Agricultural exports, especially tea exports have also fared badly and resulted in a decline in agricultural exports as well. Tea exports to the Middle East and Russia too have been adversely affected. In the first four months, tea exports decreased by 11.8 percent contributing most to the decline in agricultural exports by 11.7 percent compared to the previous year’s first four months. One can only hope that the turmoil and instability in the Middle East would pass away soon and that the tea market would once again be robust.
The rate of economic growth for this year has been reduced to 6.75 by the IMF. The signs are that the economy would dip much less this year as the export dip and the internal credit restrictions and the drought conditions take their toll. It is not the economic growth statistic that matters but the actual growth in key sectors, especially industry and agriculture. Although agriculture contributes only 12 percent of GDP, a large proportion of the population is dependent on the performance of the economy. The current drought conditions are likely to heap much hardship on the peasant population in the dry zone areas. The reduced output of paddy and food crops would increase domestic prices and may also require increased imports of food. This would add a further burden on the trade balance.
The downturn in industrial exports is likely to reduce employment in industry. The reduced incomes of workers could be a serious social burden apart from being an impediment to the country’s economic performance. It is important to realise that the trade deficit has implications for the economy that goes beyond the balance of payments difficulties. It has serious impacts on the growth of the economy, employment and incomes.
The Central Bank expects the trade deficit to be offset by worker remittances, tourist earnings and other service receipts and foreign direct investment. This is possible only if the deficit could be contained at about US$9 billion. If the current trend of exports declining and import expenditure increasing continues, then the deficit would exceed US$ 10 billion that would be difficult to be bridged by these inflows. There is, however, a prospect that import expenditure would decrease owing to oil prices declining in the second half of the year. If the price drop we are currently witnessing, and hopefully even falling further, then this would give much relief to the trade deficit. This appears to be the most likely way in which the trade deficit would be brought down and the balance of payments could be in overall surplus.

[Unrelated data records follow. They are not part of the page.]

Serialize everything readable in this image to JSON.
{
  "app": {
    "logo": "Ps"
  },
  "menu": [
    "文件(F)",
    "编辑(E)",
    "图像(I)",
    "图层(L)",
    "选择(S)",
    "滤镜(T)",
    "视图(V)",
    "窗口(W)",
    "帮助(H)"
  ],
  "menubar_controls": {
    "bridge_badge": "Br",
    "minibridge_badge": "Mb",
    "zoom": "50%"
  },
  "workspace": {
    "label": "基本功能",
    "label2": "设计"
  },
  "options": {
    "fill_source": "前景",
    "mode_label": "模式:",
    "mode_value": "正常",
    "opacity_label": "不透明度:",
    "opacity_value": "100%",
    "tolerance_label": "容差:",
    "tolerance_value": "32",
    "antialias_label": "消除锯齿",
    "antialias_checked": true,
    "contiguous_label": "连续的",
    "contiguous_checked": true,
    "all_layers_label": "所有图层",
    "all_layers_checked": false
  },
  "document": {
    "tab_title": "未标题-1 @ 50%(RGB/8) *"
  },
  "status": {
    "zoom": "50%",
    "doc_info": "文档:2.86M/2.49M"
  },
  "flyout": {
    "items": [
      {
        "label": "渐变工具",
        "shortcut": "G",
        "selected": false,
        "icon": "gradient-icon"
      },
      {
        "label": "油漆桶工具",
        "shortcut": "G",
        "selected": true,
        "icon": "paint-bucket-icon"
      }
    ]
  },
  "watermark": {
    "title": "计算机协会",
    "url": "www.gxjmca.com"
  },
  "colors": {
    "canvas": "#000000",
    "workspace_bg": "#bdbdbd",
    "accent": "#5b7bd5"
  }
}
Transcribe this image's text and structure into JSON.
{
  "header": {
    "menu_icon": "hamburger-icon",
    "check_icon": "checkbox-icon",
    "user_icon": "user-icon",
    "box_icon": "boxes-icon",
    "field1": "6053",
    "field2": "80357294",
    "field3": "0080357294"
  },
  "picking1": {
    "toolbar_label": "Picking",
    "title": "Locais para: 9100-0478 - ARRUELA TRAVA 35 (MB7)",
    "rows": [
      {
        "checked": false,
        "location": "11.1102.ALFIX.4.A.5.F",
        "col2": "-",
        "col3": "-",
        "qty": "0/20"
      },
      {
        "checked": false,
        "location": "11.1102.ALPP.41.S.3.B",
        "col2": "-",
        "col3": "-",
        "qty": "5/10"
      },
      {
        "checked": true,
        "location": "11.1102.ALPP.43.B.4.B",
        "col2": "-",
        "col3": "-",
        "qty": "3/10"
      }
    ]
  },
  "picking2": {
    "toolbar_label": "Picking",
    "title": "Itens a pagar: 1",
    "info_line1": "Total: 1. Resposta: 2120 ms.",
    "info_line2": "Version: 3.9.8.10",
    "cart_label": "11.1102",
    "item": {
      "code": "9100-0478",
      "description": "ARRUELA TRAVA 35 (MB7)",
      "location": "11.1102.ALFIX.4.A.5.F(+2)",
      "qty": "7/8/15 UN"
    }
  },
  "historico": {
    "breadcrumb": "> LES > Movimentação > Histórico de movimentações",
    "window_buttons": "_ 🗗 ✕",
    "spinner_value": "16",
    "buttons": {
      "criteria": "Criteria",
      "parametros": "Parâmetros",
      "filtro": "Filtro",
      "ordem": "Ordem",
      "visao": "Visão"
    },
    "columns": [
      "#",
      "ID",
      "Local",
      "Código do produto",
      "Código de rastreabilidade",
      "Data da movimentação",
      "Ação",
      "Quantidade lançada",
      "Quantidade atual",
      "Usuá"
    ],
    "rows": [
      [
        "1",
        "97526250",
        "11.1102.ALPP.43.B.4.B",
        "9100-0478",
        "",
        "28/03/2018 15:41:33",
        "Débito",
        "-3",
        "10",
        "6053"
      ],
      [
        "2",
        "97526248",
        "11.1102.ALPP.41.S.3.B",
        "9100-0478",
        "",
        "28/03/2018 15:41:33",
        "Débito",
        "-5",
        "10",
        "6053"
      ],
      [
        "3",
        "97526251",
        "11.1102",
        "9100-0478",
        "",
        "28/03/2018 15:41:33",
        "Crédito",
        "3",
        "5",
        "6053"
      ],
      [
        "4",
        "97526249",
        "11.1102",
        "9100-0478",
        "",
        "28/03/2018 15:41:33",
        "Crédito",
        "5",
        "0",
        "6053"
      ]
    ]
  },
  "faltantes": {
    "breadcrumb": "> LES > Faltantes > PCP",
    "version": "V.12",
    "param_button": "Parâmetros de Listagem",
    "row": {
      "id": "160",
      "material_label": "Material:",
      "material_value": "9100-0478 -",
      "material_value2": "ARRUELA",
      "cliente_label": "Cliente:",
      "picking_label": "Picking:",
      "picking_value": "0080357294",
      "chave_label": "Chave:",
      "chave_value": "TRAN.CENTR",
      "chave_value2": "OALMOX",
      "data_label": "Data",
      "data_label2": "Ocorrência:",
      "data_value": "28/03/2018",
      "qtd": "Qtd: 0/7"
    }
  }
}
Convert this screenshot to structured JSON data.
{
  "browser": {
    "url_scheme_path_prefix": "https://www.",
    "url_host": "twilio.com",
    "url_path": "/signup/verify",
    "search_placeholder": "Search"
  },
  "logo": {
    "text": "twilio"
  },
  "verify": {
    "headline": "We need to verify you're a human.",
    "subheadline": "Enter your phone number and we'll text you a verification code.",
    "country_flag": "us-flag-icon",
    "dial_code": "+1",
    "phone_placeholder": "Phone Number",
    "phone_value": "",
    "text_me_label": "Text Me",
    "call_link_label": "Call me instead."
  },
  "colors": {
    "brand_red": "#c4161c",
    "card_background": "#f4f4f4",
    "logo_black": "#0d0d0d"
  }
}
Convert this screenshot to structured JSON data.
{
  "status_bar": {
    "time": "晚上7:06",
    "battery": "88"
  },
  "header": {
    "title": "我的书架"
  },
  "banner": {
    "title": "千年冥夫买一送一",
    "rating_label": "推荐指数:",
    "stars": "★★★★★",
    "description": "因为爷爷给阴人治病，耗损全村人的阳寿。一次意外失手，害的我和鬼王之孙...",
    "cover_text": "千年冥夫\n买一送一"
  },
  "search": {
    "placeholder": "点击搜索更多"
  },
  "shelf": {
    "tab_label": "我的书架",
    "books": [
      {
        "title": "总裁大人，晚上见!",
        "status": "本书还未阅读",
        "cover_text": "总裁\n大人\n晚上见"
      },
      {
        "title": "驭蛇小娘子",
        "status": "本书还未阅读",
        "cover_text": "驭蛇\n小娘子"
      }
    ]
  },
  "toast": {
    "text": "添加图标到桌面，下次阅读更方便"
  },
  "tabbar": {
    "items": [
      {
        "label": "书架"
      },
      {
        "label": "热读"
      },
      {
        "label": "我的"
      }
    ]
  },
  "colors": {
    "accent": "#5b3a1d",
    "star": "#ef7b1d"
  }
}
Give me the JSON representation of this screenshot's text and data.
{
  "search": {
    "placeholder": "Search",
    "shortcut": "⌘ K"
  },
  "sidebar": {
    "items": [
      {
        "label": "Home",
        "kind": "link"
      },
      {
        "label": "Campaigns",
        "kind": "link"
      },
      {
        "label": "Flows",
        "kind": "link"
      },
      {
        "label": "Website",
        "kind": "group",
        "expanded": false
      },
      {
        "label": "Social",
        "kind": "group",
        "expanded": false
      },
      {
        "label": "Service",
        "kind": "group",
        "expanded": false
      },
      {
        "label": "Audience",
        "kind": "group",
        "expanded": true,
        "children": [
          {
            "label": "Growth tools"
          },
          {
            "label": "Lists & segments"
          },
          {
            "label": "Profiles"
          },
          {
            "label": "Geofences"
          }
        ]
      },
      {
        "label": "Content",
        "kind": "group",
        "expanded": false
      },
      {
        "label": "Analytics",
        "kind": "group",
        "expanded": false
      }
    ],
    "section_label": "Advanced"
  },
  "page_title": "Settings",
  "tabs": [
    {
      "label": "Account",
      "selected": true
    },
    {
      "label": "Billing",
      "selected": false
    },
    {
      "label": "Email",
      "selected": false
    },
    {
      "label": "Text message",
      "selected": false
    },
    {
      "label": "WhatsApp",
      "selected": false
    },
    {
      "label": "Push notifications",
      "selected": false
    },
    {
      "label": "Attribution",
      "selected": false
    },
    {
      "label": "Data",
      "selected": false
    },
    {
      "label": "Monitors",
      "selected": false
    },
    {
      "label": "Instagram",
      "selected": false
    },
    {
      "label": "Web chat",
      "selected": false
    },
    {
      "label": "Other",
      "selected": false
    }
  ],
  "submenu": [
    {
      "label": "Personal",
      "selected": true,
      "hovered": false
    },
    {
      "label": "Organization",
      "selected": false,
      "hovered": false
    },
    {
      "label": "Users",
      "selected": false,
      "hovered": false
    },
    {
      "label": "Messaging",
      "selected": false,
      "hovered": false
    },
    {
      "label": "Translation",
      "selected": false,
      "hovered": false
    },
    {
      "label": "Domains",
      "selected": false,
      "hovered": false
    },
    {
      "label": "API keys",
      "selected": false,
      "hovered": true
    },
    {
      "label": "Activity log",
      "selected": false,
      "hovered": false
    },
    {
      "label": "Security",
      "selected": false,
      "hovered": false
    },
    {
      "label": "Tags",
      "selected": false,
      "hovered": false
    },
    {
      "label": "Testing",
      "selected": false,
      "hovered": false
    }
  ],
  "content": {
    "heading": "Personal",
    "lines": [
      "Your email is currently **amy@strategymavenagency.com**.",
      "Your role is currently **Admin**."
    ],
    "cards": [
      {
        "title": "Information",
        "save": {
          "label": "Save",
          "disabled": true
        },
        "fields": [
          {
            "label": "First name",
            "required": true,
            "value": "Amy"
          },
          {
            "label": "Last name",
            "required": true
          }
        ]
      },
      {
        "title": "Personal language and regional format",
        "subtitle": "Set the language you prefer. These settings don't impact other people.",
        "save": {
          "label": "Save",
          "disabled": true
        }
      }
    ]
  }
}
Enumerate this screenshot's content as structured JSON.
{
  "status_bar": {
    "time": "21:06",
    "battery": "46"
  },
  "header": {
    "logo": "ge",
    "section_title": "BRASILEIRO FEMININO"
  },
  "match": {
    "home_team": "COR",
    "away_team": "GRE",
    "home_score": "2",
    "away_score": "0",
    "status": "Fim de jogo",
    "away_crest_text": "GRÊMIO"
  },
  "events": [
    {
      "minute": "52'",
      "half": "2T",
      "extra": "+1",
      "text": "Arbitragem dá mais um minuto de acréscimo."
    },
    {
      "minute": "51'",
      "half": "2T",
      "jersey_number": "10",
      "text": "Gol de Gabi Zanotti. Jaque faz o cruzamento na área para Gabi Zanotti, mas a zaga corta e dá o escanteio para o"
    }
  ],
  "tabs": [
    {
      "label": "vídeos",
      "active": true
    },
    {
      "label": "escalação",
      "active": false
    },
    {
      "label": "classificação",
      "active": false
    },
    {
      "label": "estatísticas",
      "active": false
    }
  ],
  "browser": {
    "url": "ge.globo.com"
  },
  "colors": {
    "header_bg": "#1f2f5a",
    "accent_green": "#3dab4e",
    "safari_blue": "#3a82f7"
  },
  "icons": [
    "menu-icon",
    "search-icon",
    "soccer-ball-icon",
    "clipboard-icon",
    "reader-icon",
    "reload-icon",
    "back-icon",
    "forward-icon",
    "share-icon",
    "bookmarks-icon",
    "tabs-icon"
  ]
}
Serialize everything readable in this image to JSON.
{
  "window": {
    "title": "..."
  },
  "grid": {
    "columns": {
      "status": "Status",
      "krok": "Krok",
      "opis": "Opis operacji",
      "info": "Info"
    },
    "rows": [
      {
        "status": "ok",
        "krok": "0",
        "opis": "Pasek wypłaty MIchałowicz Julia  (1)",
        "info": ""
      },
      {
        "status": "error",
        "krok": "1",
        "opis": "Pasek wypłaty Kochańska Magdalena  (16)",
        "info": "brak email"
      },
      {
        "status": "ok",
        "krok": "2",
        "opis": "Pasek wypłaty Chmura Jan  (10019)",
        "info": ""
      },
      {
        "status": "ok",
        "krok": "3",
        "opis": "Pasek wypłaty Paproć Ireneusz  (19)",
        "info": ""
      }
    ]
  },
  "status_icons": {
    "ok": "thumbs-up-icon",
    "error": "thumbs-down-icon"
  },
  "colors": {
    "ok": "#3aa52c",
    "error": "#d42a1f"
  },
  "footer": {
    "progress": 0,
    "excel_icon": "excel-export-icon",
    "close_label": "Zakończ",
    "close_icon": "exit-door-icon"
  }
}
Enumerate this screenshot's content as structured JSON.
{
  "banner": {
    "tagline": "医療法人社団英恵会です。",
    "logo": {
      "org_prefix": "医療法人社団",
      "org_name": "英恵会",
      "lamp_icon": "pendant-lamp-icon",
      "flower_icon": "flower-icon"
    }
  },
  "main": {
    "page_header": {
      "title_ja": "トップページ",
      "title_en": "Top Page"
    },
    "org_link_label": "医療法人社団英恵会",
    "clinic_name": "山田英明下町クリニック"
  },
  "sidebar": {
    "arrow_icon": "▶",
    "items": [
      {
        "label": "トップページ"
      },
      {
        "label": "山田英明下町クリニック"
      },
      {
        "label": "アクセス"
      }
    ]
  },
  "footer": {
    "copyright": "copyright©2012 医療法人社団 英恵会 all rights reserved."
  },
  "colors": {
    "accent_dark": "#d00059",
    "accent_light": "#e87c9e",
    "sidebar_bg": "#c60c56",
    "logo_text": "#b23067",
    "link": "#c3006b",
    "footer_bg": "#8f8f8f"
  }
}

It is vital to recognize that the trade imbalance has wider implications than its impact on the balance of payments. While the weakness in the balance of payments itself affects economic stability as we are witnessing today, the trade balance has serious implications for the economy’s growth, industrial development, employment generation and long-term investment and growth. A small economy such as ours has to be trade dependent. Therefore, the development of competitive exports is vital for economic development in the long run.